The moral of the story is that you shouldn't make any assumptions about the structure of your metadata as stored by an XMP-enabled application. Before making this capability part of a production system, make sure to import and export some sample data to prevent future surprises about changes to metadata structures from causing problems elsewhere in your workflow.

The XMP spec lists several RDF features that it doesn't support, such as the rdf:ID and rdf:bagID attributes and rdf:parseType settings of "Literal."

Who's Using It?

Obviously, Adobe, and that's a lot of popular commercial products right there. For now, the list of specific non-Adobe products supporting XMP is much shorter than the list of vendors who've announced eventual support without specifying product names. The product list includes IBM's NICA Digital Asset Management System, Extensis Portfolio, IXIASOFT's TEXTML Server, iView's MediaPro, and various plugins from Pound Hill Software. In June, Adobe and the International Press Telecommunications Council announced extended use of XMP in IPTC metadata.

Issues & Challenges

For now, the use of XMP means either depending on commercial vendor tools or being comfortable with C++ so that you can use Adobe's SDK, but this is changing.

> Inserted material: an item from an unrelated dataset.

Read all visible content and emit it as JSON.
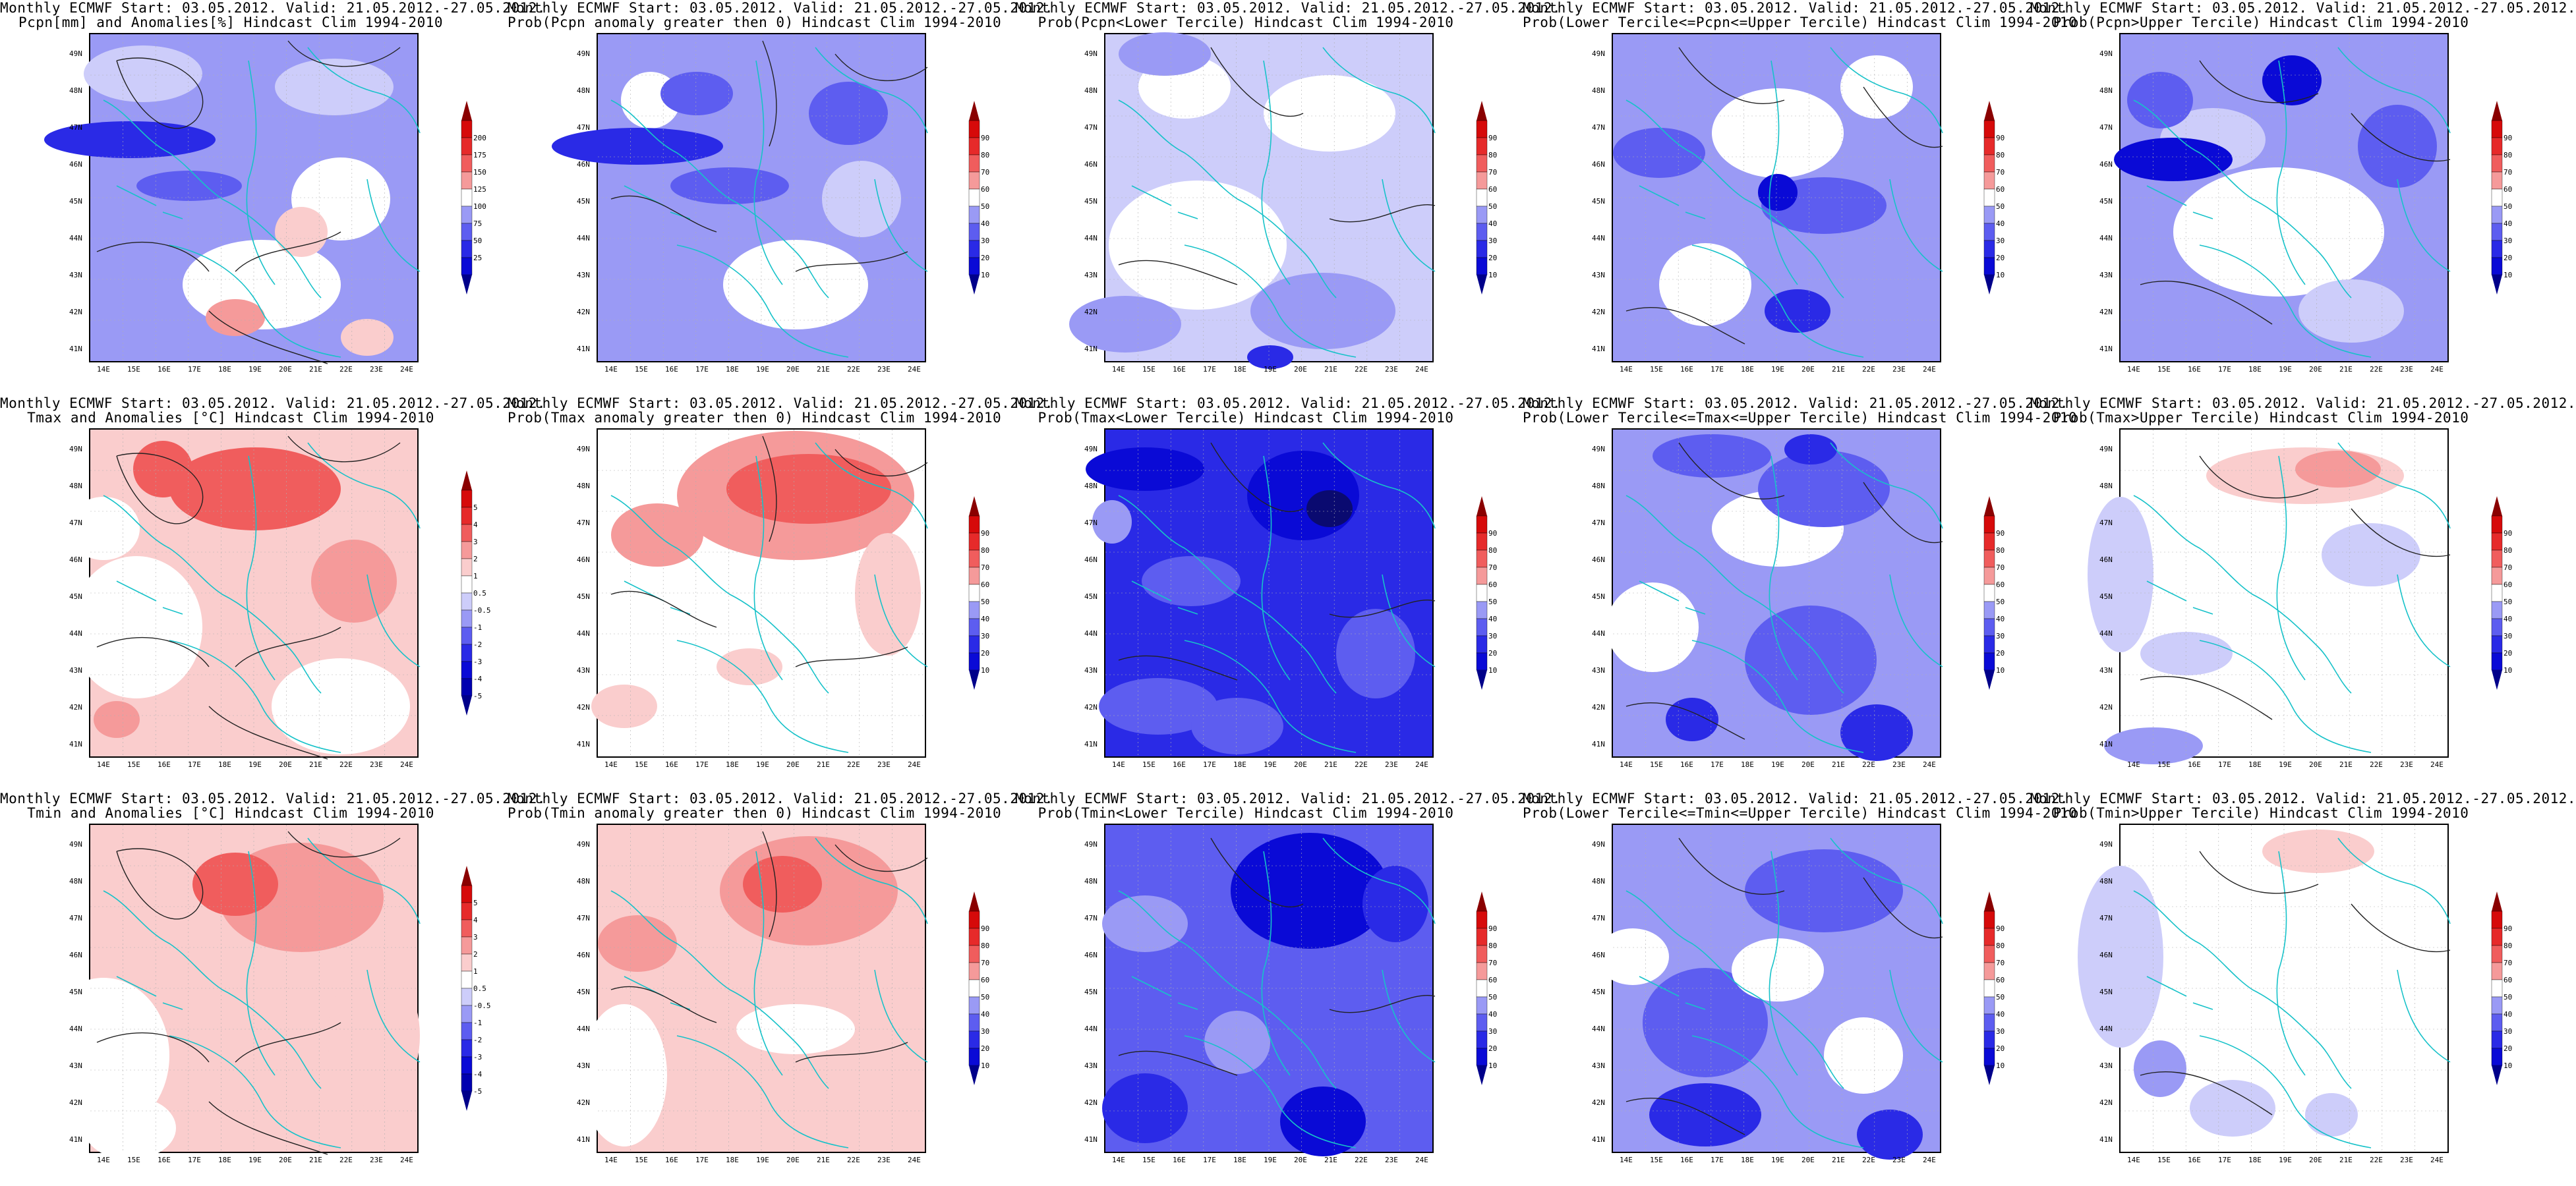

Activity in the XMP User-to-User forum shows that open source Java tools are on the way, which will make it much easier to incorporate the use of XMP into production workflows — for example, to extract the metadata from a batch of images and then load that data into a database.

More in Standards Lowdown

Standards Selection is Vendor Selection

UBL: A Lingua Franca for Common Business Information

XBRL: The Language of Finance and Accounting

Adobe looks very strongly committed to XMP. Their decision to make it an RDF-based format, the high profile that Adobe products have in the commercial publishing world, and big print media publishers' growing interest in efficiently tracking their metadata are three factors that combine to make XMP a golden opportunity for the business world to appreciate the value of RDF. This business community doesn't care much about the Semantic Web, and its use of XMP (and hence RDF) will be behind firewalls, but an increased use of XMP in PDF, JPEG, and other formats will eventually mean more files with RDF-based metadata sitting on publicly accessible web servers, and hence a greater extension of the Semantic Web.

I like to picture an art director deciding which pictures to put in both People Magazine and Teen People. If the tools she uses to track these pictures store their metadata using RDF — even if she's never heard of the Semantic Web and all of the picture files are behind a Time Inc. firewall — then that's still great news for the RDF community, because it's another example of RDF moving from experiments by the academic and web-geek communities to production systems at major corporations.